There was a pause, and I spoke. “So this is what’s being said right now in that room?” I gestured to the infrared display where the three people were talking in the warehouse room.
“Correct,” Harper said, precise. “The laser your people are shining onto that window from a few blocks away is picking up the vibrations of their speech on the glass pane of the window and transmitting them to us via a transceiver in the unit—”
“Nifty,” Reed said, again with the sour. “You’re just finding more ways to illustrate my point about—”
“Can it,” I said, waving a hand at him without looking up from the display.
“How many of them are coming?” a man asked.
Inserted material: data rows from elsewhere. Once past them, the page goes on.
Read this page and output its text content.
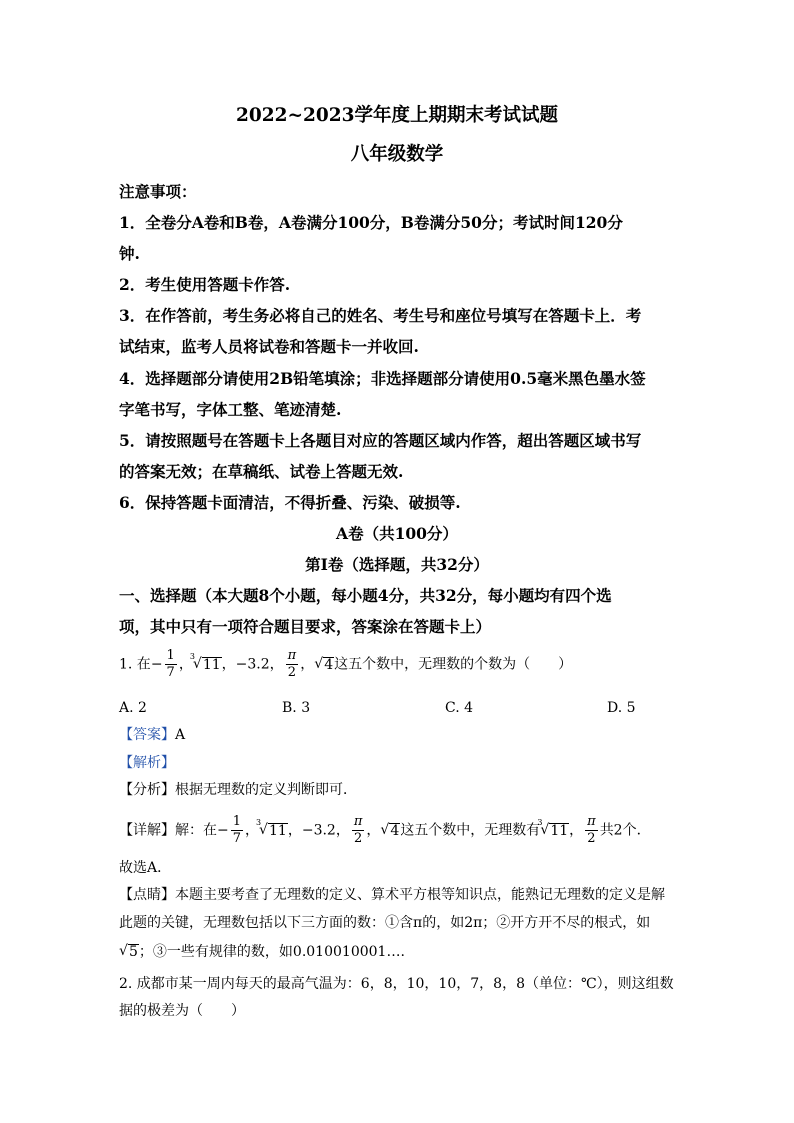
2022~2023学年度上期期末考试试题
八年级数学
注意事项：
1．全卷分A卷和B卷，A卷满分100分，B卷满分50分；考试时间120分
钟.
2．考生使用答题卡作答.
3．在作答前，考生务必将自己的姓名、考生号和座位号填写在答题卡上．考
试结束，监考人员将试卷和答题卡一并收回.
4．选择题部分请使用2B铅笔填涂；非选择题部分请使用0.5毫米黑色墨水签
字笔书写，字体工整、笔迹清楚.
5．请按照题号在答题卡上各题目对应的答题区域内作答，超出答题区域书写
的答案无效；在草稿纸、试卷上答题无效.
6．保持答题卡面清洁，不得折叠、污染、破损等.
A卷（共100分）
第Ⅰ卷（选择题，共32分）
一、选择题（本大题8个小题，每小题4分，共32分，每小题均有四个选
项，其中只有一项符合题目要求，答案涂在答题卡上）
1. 在− $\frac{1}{7}$ ，
3
√ 11，−3.2， $\frac{\pi}{2}$ ， √ 4这五个数中，无理数的个数为（　　）
A. 2	B. 3	C. 4	D. 5
【答案】A
【解析】
【分析】根据无理数的定义判断即可．
【详解】解：在− $\frac{1}{7}$ ，
3
√ 11，−3.2， $\frac{\pi}{2}$ ， √ 4这五个数中，无理数有
3
√ 11， $\frac{\pi}{2}$ 共2个．
故选A．
【点睛】本题主要考查了无理数的定义、算术平方根等知识点，能熟记无理数的定义是解
此题的关键，无理数包括以下三方面的数：①含π的，如2π；②开方开不尽的根式，如
√ 5；③一些有规律的数，如0.010010001….
2. 成都市某一周内每天的最高气温为：6，8，10，10，7，8，8（单位：℃），则这组数
据的极差为（　　）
His voice sounded vaguely European.
“All of them,” came the Asian woman’s voice again.
“Here?” the guy asked.
“Not here, exactly,” she said. “A little further out. Somewhere more isolated, secluded. I—” She paused, and I didn’t like the sound of it for some reason.
“Can they detect the laser?” I asked. “Could you see it, a little red beam dancing over the walls?”
“No.” Harper shook her head. “It’s outside the visual spectrum.”
“It’s a laser,” came the woman’s voice, cold and clear.
“What the hell?” Scott asked.
“Shit,” Harper said, more than a little chastened. “I have no idea how they would have picked that up.” There was a rustling in the room and the sound of a door opening, followed by shouts of alarm in an echoing room I took to be the warehouse proper.
“Janus, get out of there,” I said, then looked at Harper. “Can he hear me?”
“Negative,” she said, and flipped a switch again. “MARS ONE, are you receiving?”
“—coming right for us!” Janus’s voice came through the speaker, more than a little panic edging out of it.
“Whoa,” Scott said, and he took a step forward. “They’re fast if they got there in seconds—”
“The audio from the warehouse was on a delay while I answered your questions,” Harper said, looking pained. She was punching buttons and pulling up visual imagery. I saw the infrared catching five human figures moving swiftly toward the town car, and then a flare of white in the shape of a ball that flew from one of the people at the fore and—
The town car glowed as it hit, and the screen went white.
Chapter 28
North of Rome
280 A.D.
Marius could hear the legions in the distance. He stood upon the hill, Janus at his side with others, watching the coming of Proculus the Usurper’s army. They were so very, very many, and it made Marius wonder. The fires of war burned around them, thick and smoky. He could almost taste the meat he had become accustomed to in the last months, could nearly taste the flavor of roasted flesh on his tongue from the fires. It was an ill omen in these environs, he reckoned. Even in the summer heat, it sent a chill over his flesh.
“Be not afraid,” Janus said quietly from next to him.
“Do you see how many of them there are?” Marius whispered back. “I cannot even count them, they number so many.”